Sunday, April 26, 2015

Books read in 2015: No. 17 -- The Swordsman's Companion

by Guy Windsor

Started: April 15
Finished: April 26

Notes: I am by no means an experienced swordsman, though I did have some little longsword and rapier training while in college back in the Stone Age. Back then we did not have HEMA or ARMA, though the SCA and Renaissance festivals were around. Recently while cleaning my collection of swords, I took out a bastard sword and went through a few of my drills for the first time in ever. I decided I was not only out of practice, but that I was also out of shape, and I thought it time I corrected both situations. To that end I purchased a waster, a practice sword, mainly because it is too dangerous to practice with the real thing and because it would be rather foolish and expensive of me if I should damage one of my swords. I also watched tons of YouTube videos on swording to kind of catch me up, and I purchased this book as a refresher and perhaps to learn a few new things. The author here appears to approach longswording from the Italian tradition, and my limited training was from the German point of view, but I don't think that will matter much (especially as it's been so long since I've had any training). Unfortunately, I cannot take part in sparring or drills with another person because of my health, mostly because of my heart implant, which could easily be damaged or even destroyed if it were struck (to the point of potentially being deadly to myself, at least according to my cardiologist). So, solo drills it will have to be. Now I'll get to reading and training, maybe even lose a few pounds.

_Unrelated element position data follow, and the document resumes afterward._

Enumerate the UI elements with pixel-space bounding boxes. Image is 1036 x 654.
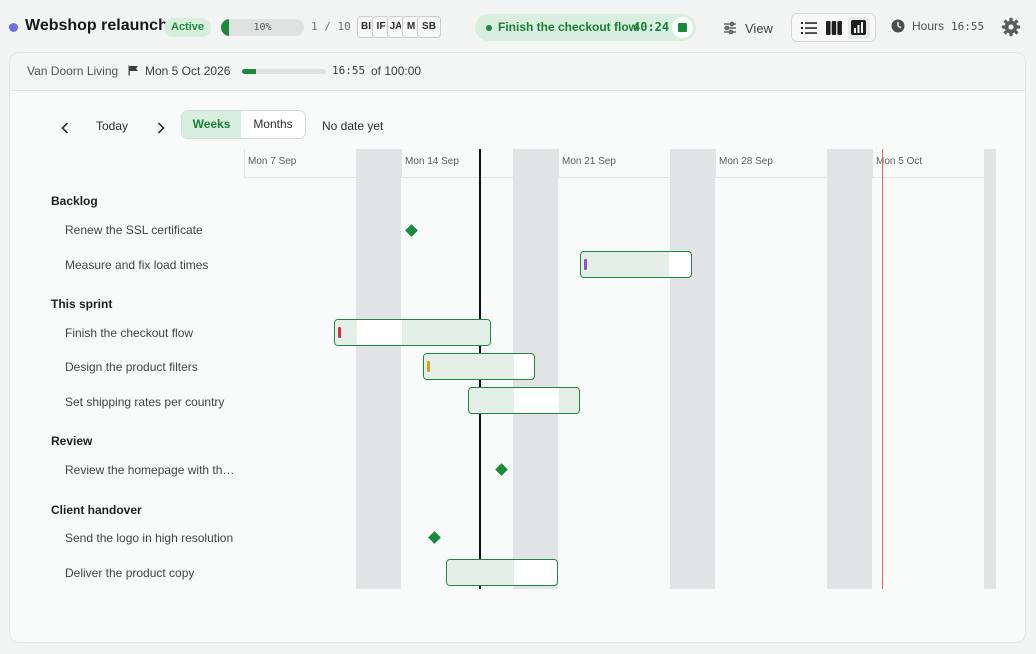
group-label[interactable]: Backlog: [51, 194, 98, 208]
project-info-bar: Van Doorn Living Mon 5 Oct 2026 16:55 of…: [10, 53, 1025, 91]
group-label[interactable]: This sprint: [51, 297, 112, 311]
gantt-view-button[interactable]: [847, 16, 870, 39]
team-avatars[interactable]: BI IF JA M SB: [357, 16, 441, 38]
weekend-shade: [827, 149, 872, 589]
task-label[interactable]: Deliver the product copy: [65, 566, 235, 580]
group-label[interactable]: Client handover: [51, 503, 142, 517]
week-label: Mon 7 Sep: [248, 156, 297, 167]
chart-icon: [851, 20, 866, 35]
task-bar-progress: [402, 320, 490, 345]
deadline-date[interactable]: Mon 5 Oct 2026: [145, 64, 230, 78]
view-label: View: [745, 20, 773, 36]
week-separator: [558, 149, 559, 177]
hours-value: 16:55: [951, 19, 985, 33]
task-label[interactable]: Send the logo in high resolution: [65, 531, 235, 545]
list-view-button[interactable]: [798, 17, 820, 39]
task-bar-progress: [469, 388, 514, 413]
task-bar-progress: [559, 388, 579, 413]
task-bar-progress: [447, 560, 514, 585]
group-label[interactable]: Review: [51, 434, 92, 448]
weekend-shade: [984, 149, 996, 589]
board-view-button[interactable]: [823, 17, 845, 39]
clock-icon: [891, 19, 905, 33]
stop-icon: [678, 23, 687, 32]
months-scale-button[interactable]: Months: [241, 111, 305, 138]
week-separator: [872, 149, 873, 177]
weekend-shade: [356, 149, 401, 589]
hours-label: Hours: [912, 19, 945, 33]
task-bar[interactable]: [334, 319, 491, 346]
view-mode-toggle: [791, 13, 876, 42]
next-period-button[interactable]: [150, 117, 172, 139]
gear-icon: [1001, 17, 1021, 37]
hours-summary[interactable]: Hours 16:55: [891, 19, 984, 33]
task-label[interactable]: Finish the checkout flow: [65, 326, 235, 340]
task-bar[interactable]: [580, 251, 692, 278]
weeks-scale-button[interactable]: Weeks: [182, 111, 241, 138]
task-bar-progress: [424, 354, 514, 379]
task-bar[interactable]: [446, 559, 558, 586]
task-bar-progress: [581, 252, 669, 277]
task-label[interactable]: Set shipping rates per country: [65, 395, 235, 409]
list-icon: [800, 21, 817, 34]
task-color-mark: [584, 259, 587, 270]
task-label[interactable]: Renew the SSL certificate: [65, 223, 235, 237]
hours-used: 16:55: [332, 64, 366, 77]
task-bar[interactable]: [423, 353, 535, 380]
task-color-mark: [338, 327, 341, 338]
settings-button[interactable]: [1001, 17, 1021, 37]
task-bar[interactable]: [468, 387, 580, 414]
week-label: Mon 14 Sep: [405, 156, 459, 167]
task-label[interactable]: Measure and fix load times: [65, 258, 235, 272]
task-color-mark: [427, 361, 430, 372]
stop-timer-button[interactable]: [672, 17, 693, 38]
project-title[interactable]: Webshop relaunch: [25, 17, 168, 35]
chevron-left-icon: [61, 122, 69, 134]
hours-progress-bar: [242, 69, 326, 74]
date-header-divider: [244, 177, 996, 178]
flag-icon: [128, 65, 138, 76]
project-progress-label: 10%: [253, 22, 272, 33]
timer-task-name: Finish the checkout flow: [498, 20, 639, 34]
avatar[interactable]: SB: [417, 16, 441, 38]
task-label[interactable]: Design the product filters: [65, 360, 235, 374]
hours-budget: of 100:00: [371, 64, 422, 78]
no-date-button[interactable]: No date yet: [322, 119, 383, 133]
weekend-shade: [670, 149, 715, 589]
timer-running-dot: [486, 25, 492, 31]
week-label: Mon 21 Sep: [562, 156, 616, 167]
week-separator: [715, 149, 716, 177]
previous-period-button[interactable]: [54, 117, 76, 139]
deadline-marker-line: [882, 149, 883, 589]
gantt-chart: Mon 7 Sep Mon 14 Sep Mon 21 Sep Mon 28 S…: [10, 149, 1025, 642]
week-separator: [244, 149, 245, 177]
milestone-diamond[interactable]: [495, 463, 508, 476]
hours-progress-fill: [242, 69, 257, 74]
running-timer[interactable]: Finish the checkout flow 40:24: [475, 14, 696, 41]
week-separator: [401, 149, 402, 177]
milestone-diamond[interactable]: [405, 224, 418, 237]
chevron-right-icon: [157, 122, 165, 134]
view-options-button[interactable]: View: [723, 17, 773, 39]
sliders-icon: [724, 21, 736, 35]
project-color-dot: [9, 23, 18, 32]
timer-elapsed: 40:24: [633, 20, 670, 34]
task-count: 1 / 10: [311, 20, 351, 33]
project-progress-bar: 10%: [221, 19, 304, 36]
timescale-toggle: Weeks Months: [181, 110, 306, 139]
top-bar: Webshop relaunch Active 10% 1 / 10 BI IF…: [0, 0, 1036, 54]
board-icon: [825, 20, 842, 35]
milestone-diamond[interactable]: [428, 531, 441, 544]
project-card: Van Doorn Living Mon 5 Oct 2026 16:55 of…: [9, 52, 1026, 643]
today-button[interactable]: Today: [96, 119, 128, 133]
status-badge[interactable]: Active: [164, 18, 212, 37]
client-name[interactable]: Van Doorn Living: [27, 64, 118, 78]
week-label: Mon 28 Sep: [719, 156, 773, 167]
task-label[interactable]: Review the homepage with the client: [65, 463, 235, 477]
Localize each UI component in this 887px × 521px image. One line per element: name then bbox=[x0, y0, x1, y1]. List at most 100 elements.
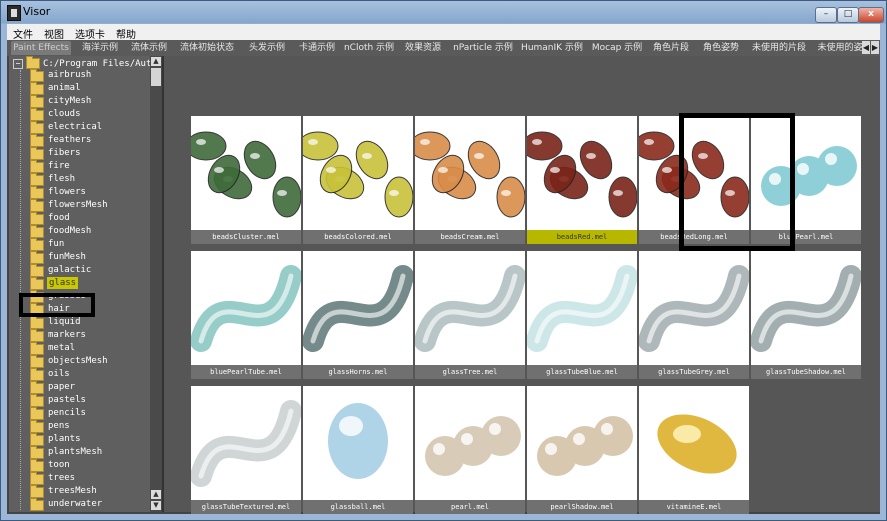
tab-3[interactable]: 流体初始状态 bbox=[174, 41, 240, 55]
tree-item-label: fibers bbox=[48, 148, 81, 158]
scroll-down-icon[interactable]: ▼ bbox=[151, 501, 161, 510]
preset-label: vitamineE.mel bbox=[639, 500, 749, 514]
menu-tabs[interactable]: 选项卡 bbox=[69, 24, 110, 41]
tree-item-label: oils bbox=[48, 369, 70, 379]
tree-root-path: C:/Program Files/Autod bbox=[43, 59, 150, 69]
menu-view[interactable]: 视图 bbox=[38, 24, 69, 41]
folder-icon bbox=[30, 251, 44, 264]
tree-item-food[interactable]: food bbox=[9, 212, 147, 225]
menu-file[interactable]: 文件 bbox=[7, 24, 38, 41]
tree-scrollbar[interactable]: ▲ ▲ ▼ bbox=[150, 56, 162, 512]
tree-item-paper[interactable]: paper bbox=[9, 381, 147, 394]
preset-thumbnail[interactable]: glassTubeBlue.mel bbox=[527, 251, 637, 384]
preset-thumbnail[interactable]: glassHorns.mel bbox=[303, 251, 413, 384]
tree-item-galactic[interactable]: galactic bbox=[9, 264, 147, 277]
tab-13[interactable]: 未使用的片段 bbox=[748, 41, 810, 55]
tree-item-label: flowersMesh bbox=[48, 200, 108, 210]
tree-item-trees[interactable]: trees bbox=[9, 472, 147, 485]
tab-7[interactable]: 效果资源 bbox=[399, 41, 447, 55]
tree-item-objectsMesh[interactable]: objectsMesh bbox=[9, 355, 147, 368]
tree-item-label: clouds bbox=[48, 109, 81, 119]
minimize-button[interactable]: – bbox=[815, 7, 837, 23]
scroll-thumb[interactable] bbox=[151, 68, 161, 86]
maximize-button[interactable]: □ bbox=[837, 7, 859, 23]
tree-item-electrical[interactable]: electrical bbox=[9, 121, 147, 134]
preset-label: beadsColored.mel bbox=[303, 230, 413, 244]
preset-thumbnail[interactable]: pearl.mel bbox=[415, 386, 525, 519]
preset-thumbnail[interactable]: pearlShadow.mel bbox=[527, 386, 637, 519]
tab-12[interactable]: 角色姿势 bbox=[697, 41, 745, 55]
menu-help[interactable]: 帮助 bbox=[110, 24, 141, 41]
tree-item-flesh[interactable]: flesh bbox=[9, 173, 147, 186]
tab-10[interactable]: Mocap 示例 bbox=[589, 41, 645, 55]
tab-2[interactable]: 流体示例 bbox=[127, 41, 171, 55]
preset-thumbnail[interactable]: glassball.mel bbox=[303, 386, 413, 519]
tree-item-oils[interactable]: oils bbox=[9, 368, 147, 381]
title-bar[interactable]: Visor – □ x bbox=[1, 1, 886, 23]
scroll-up-lower-icon[interactable]: ▲ bbox=[151, 490, 161, 499]
tree-item-airbrush[interactable]: airbrush bbox=[9, 69, 147, 82]
scroll-up-icon[interactable]: ▲ bbox=[151, 57, 161, 66]
tree-item-markers[interactable]: markers bbox=[9, 329, 147, 342]
blue-pearl-icon bbox=[751, 116, 861, 230]
tree-item-underwater[interactable]: underwater bbox=[9, 498, 147, 511]
folder-icon bbox=[30, 368, 44, 381]
folder-icon bbox=[30, 147, 44, 160]
tab-5[interactable]: 卡通示例 bbox=[295, 41, 339, 55]
tree-item-toon[interactable]: toon bbox=[9, 459, 147, 472]
tree-item-treesMesh[interactable]: treesMesh bbox=[9, 485, 147, 498]
tree-item-flowers[interactable]: flowers bbox=[9, 186, 147, 199]
tree-item-cityMesh[interactable]: cityMesh bbox=[9, 95, 147, 108]
pearl-icon bbox=[415, 386, 525, 500]
tab-scroll-right-icon[interactable]: ▶ bbox=[871, 41, 879, 54]
tab-4[interactable]: 头发示例 bbox=[243, 41, 291, 55]
tree-item-fun[interactable]: fun bbox=[9, 238, 147, 251]
tab-14[interactable]: 未使用的姿 bbox=[813, 41, 867, 55]
tree-item-pens[interactable]: pens bbox=[9, 420, 147, 433]
preset-thumbnail[interactable]: glassTubeShadow.mel bbox=[751, 251, 861, 384]
preset-thumbnail[interactable]: bluePearlTube.mel bbox=[191, 251, 301, 384]
preset-label: glassHorns.mel bbox=[303, 365, 413, 379]
tree-item-metal[interactable]: metal bbox=[9, 342, 147, 355]
preset-thumbnail[interactable]: beadsCluster.mel bbox=[191, 116, 301, 249]
preset-thumbnail[interactable]: beadsRedLong.mel bbox=[639, 116, 749, 249]
tree-item-glass[interactable]: glass bbox=[9, 277, 147, 290]
tree-item-pencils[interactable]: pencils bbox=[9, 407, 147, 420]
preset-thumbnail[interactable]: glassTree.mel bbox=[415, 251, 525, 384]
tree-item-liquid[interactable]: liquid bbox=[9, 316, 147, 329]
preset-thumbnail[interactable]: beadsRed.mel bbox=[527, 116, 637, 249]
tab-11[interactable]: 角色片段 bbox=[648, 41, 694, 55]
tab-8[interactable]: nParticle 示例 bbox=[451, 41, 515, 55]
tree-item-pastels[interactable]: pastels bbox=[9, 394, 147, 407]
tab-scroll-left-icon[interactable]: ◀ bbox=[862, 41, 870, 54]
tree-item-foodMesh[interactable]: foodMesh bbox=[9, 225, 147, 238]
collapse-icon[interactable]: − bbox=[13, 58, 23, 69]
tree-item-plants[interactable]: plants bbox=[9, 433, 147, 446]
tab-9[interactable]: HumanIK 示例 bbox=[519, 41, 585, 55]
client-area: 文件 视图 选项卡 帮助 Paint Effects 海洋示例 流体示例 流体初始状态 头发示… bbox=[7, 24, 880, 514]
tree-item-plantsMesh[interactable]: plantsMesh bbox=[9, 446, 147, 459]
tab-6[interactable]: nCloth 示例 bbox=[342, 41, 396, 55]
preset-label: glassTubeTextured.mel bbox=[191, 500, 301, 514]
tree-item-animal[interactable]: animal bbox=[9, 82, 147, 95]
tree-item-clouds[interactable]: clouds bbox=[9, 108, 147, 121]
tree-item-fire[interactable]: fire bbox=[9, 160, 147, 173]
preset-thumbnail[interactable]: glassTubeGrey.mel bbox=[639, 251, 749, 384]
tree-item-funMesh[interactable]: funMesh bbox=[9, 251, 147, 264]
tree-item-flowersMesh[interactable]: flowersMesh bbox=[9, 199, 147, 212]
preset-thumbnail[interactable]: glassTubeTextured.mel bbox=[191, 386, 301, 519]
tree-item-label: glass bbox=[47, 277, 79, 289]
preset-thumbnail[interactable]: vitamineE.mel bbox=[639, 386, 749, 519]
tree-item-feathers[interactable]: feathers bbox=[9, 134, 147, 147]
preset-thumbnail[interactable]: beadsCream.mel bbox=[415, 116, 525, 249]
preset-thumbnail[interactable]: beadsColored.mel bbox=[303, 116, 413, 249]
folder-icon bbox=[30, 342, 44, 355]
tree-item-label: fire bbox=[48, 161, 70, 171]
beads-red-icon bbox=[527, 116, 637, 230]
tree-item-fibers[interactable]: fibers bbox=[9, 147, 147, 160]
preset-thumbnail[interactable]: bluePearl.mel bbox=[751, 116, 861, 249]
tab-0[interactable]: Paint Effects bbox=[11, 41, 71, 55]
tree-item-label: airbrush bbox=[48, 70, 92, 80]
close-button[interactable]: x bbox=[858, 7, 884, 23]
tab-1[interactable]: 海洋示例 bbox=[76, 41, 124, 55]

Mini review: This is a good, solid book for beginners with the longsword. For those who can't attend classes or want to know some of what they'll be getting themselves into by joining a class on the subject, this book should be for you. Only the basics are covered here, but the author has other books which get into advanced longswording. Between the Italian and German schools of swording, I did not see major differences, though there were some; the biggest difference, obviously, was in the terms used, and a few of the guard positions. If you decide to read this book, I suggest getting the one that has the cover I've shown above as an earlier version is apparently out of date as knowledge of the old masters' works have grown over the years. Now if I can only keep up with my practice drills.